It was a pivotal ride in the history of horror films: In 1961 Harold “Herk” Harvey, an industrial filmmaker in Lawrence, Kans., was driving through Salt Lake City when he happened upon the abandoned Saltair pavilion. “It was the spookiest place I’d ever seen,” recalls Harvey. After deciding to capture the park’s supernatural lure, Harvey pulled together several friends and $33,000, and in three weeks made his first—and last-feature: Carnival of Souls (1962), an eerie black-and-white flick that briefly played drive-ins.
Harvey, however, would live to see his Souls attain another incarnation. The movie was wrenched from the obscurity of late-late TV by Panorama Entertainment and rereleased last spring—this time to art houses and critical acclaim. “Carnival of Souls has the power to…put you in the middle of its own distinctive nowhere,” wrote Terence Rafferty in the New Yorker. After earning $1.2 million with showings in 47 cities, Souls soon will make its video debut. All of which was cause for a Souls reunion, and last November, in the lobby of Lawrence’s Liberty Hall, blond Candace Hilligoss, nearing 50, displayed the ethereal beauty she brought to the film. Standing nearby was Harvey, 65, in the white makeup he wore when he stalked Hilligoss in 1962, and Sidney Berger, 53, who played a leering neighbor.
“It was my first experience making a major motion picture,” joked Hilligoss, who had studied at the Actors Studio (“Marilyn Monroe and I were the two blonds”). She remembered shooting a scene in which her body is pulled from a river: “The crew was in parkas, and I’m in a gingham dress.” Such moments were so effective that fright-flick luminary George Romero (Night of the Living Dead) claims Souls as inspiration. Still, Hilligoss did not become aware of her cult status until last year, when she spotted a review of the movie in the New York Daily News.

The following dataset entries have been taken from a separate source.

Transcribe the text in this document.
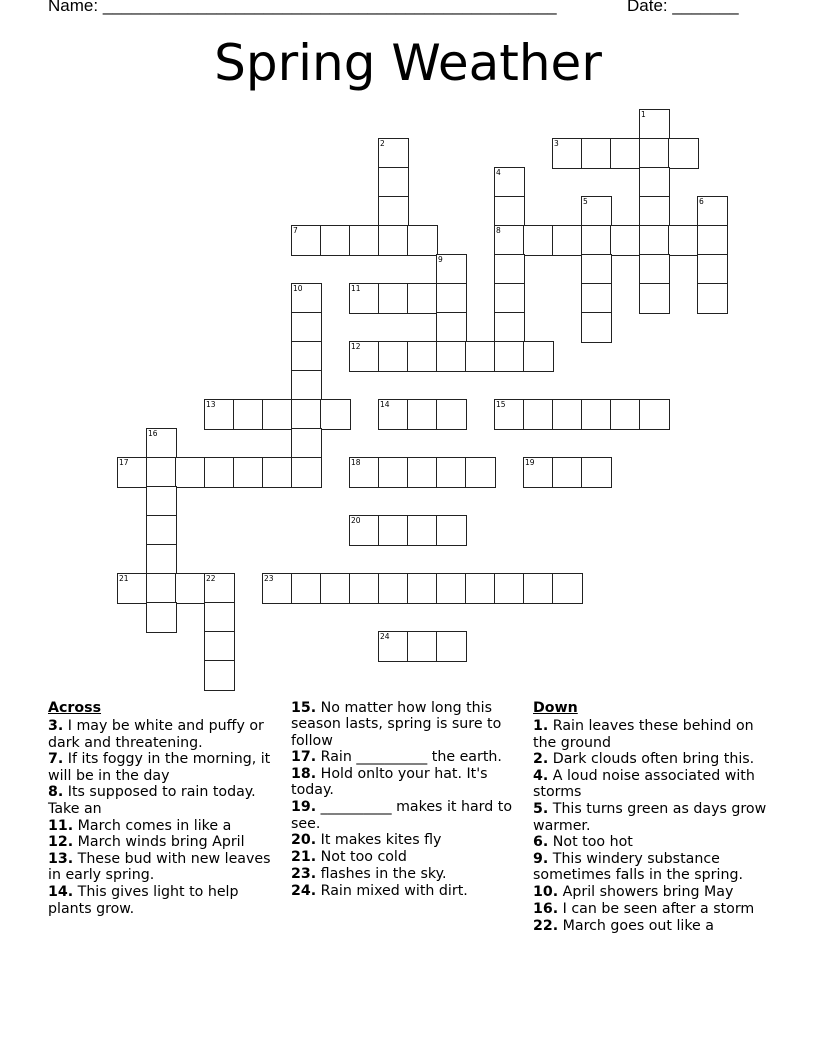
Name: ________________________________________________	Date: _______
Spring Weather
1
2	3
4
5	6
7	8
9
10	11
12
13	14	15
16
17	18	19
20
21	22	23
24
Across
3. I may be white and puffy or dark and threatening.
7. If its foggy in the morning, it will be in the day
8. Its supposed to rain today. Take an
11. March comes in like a
12. March winds bring April
13. These bud with new leaves in early spring.
14. This gives light to help plants grow.
15. No matter how long this season lasts, spring is sure to follow
17. Rain __________ the earth.
18. Hold onlto your hat. It's today.
19. __________ makes it hard to see.
20. It makes kites fly
21. Not too cold
23. flashes in the sky.
24. Rain mixed with dirt.
Down
1. Rain leaves these behind on the ground
2. Dark clouds often bring this.
4. A loud noise associated with storms
5. This turns green as days grow warmer.
6. Not too hot
9. This windery substance sometimes falls in the spring.
10. April showers bring May
16. I can be seen after a storm
22. March goes out like a
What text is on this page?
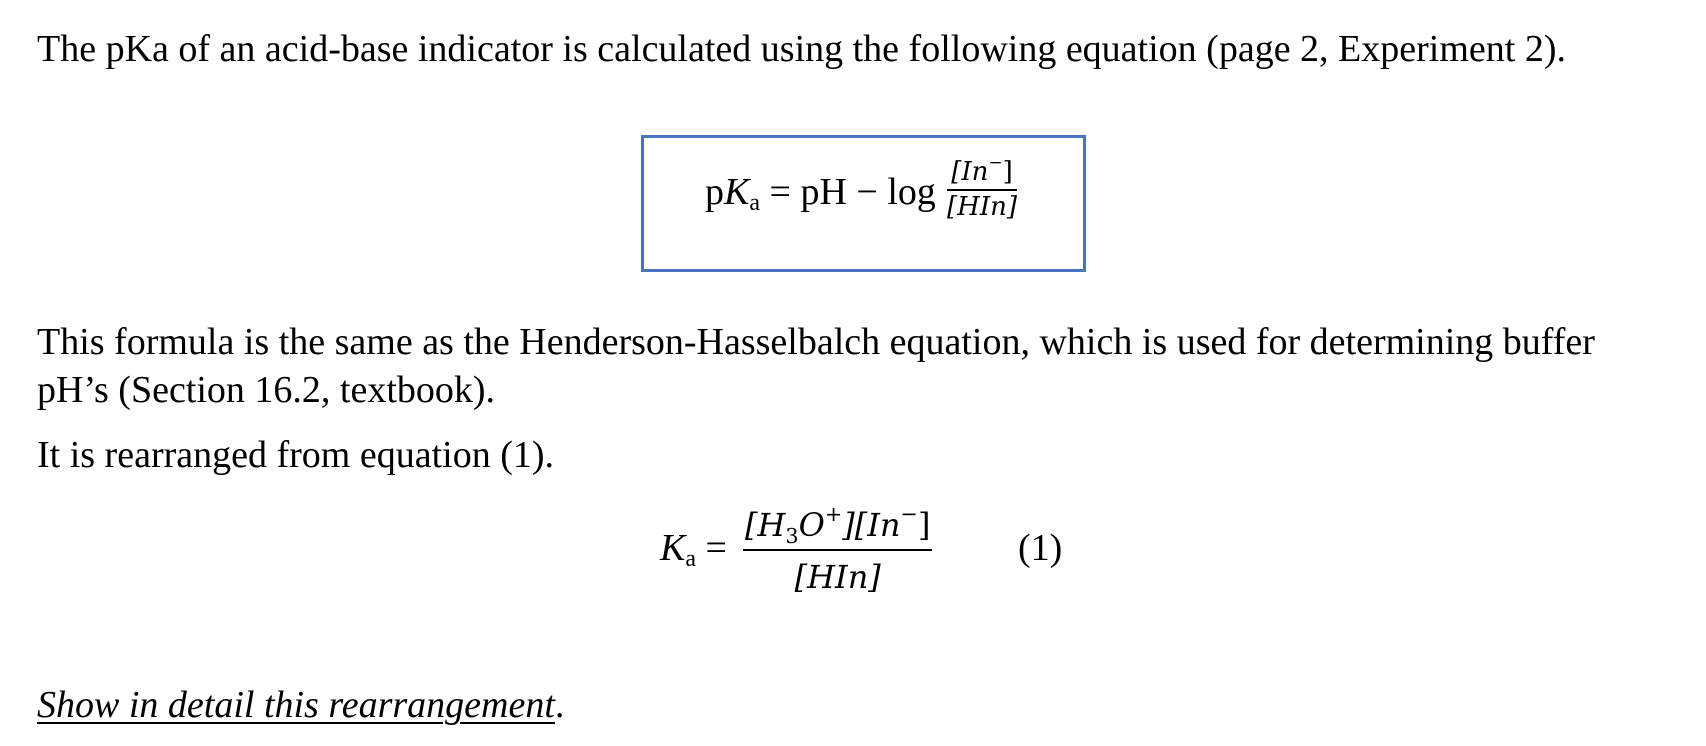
The pKa of an acid-base indicator is calculated using the following equation (page 2, Experiment 2).

pKa = pH − log [In−]
[HIn]

This formula is the same as the Henderson-Hasselbalch equation, which is used for determining buffer
pH’s (Section 16.2, textbook).

It is rearranged from equation (1).

Ka =
$[H_3O^+][In^-]$
[HIn]
(1)

Show in detail this rearrangement.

Why all the fuss? The simple plot: A church organist (Hilligoss) apparently survives a car plunge from a bridge. For the rest of the film, she drifts in a netherworld between life and death—an unreality that is heightened when she is drawn to the carnival. Though studded with errors—the sound of Hilligoss’s footfalls are out of sync with her steps—the movie has skin-prickling power.
After Carnival’s fade-out, Harvey went back to industrial films—with no regrets. “I’ve made movies all over the world,” says Herk, who lives in Lawrence. Berger now heads the University of Houston drama department, and Hilligoss, who has two daughters by her former husband, actor Nicholas Coster, toured in road shows before semiretiring in 1969. She made only one other film: 1964’s The Curse of the Living Corpse.
Harvey and his stars are taking the belated acclaim in stride. Hilligoss pinpoints the pull of Carnival’s simplicity, compared with the excesses of today’s horror movies: “It forces people to put their imaginations to work,” she says, “and that’s more frightening than a mechanical head shooting across the room.”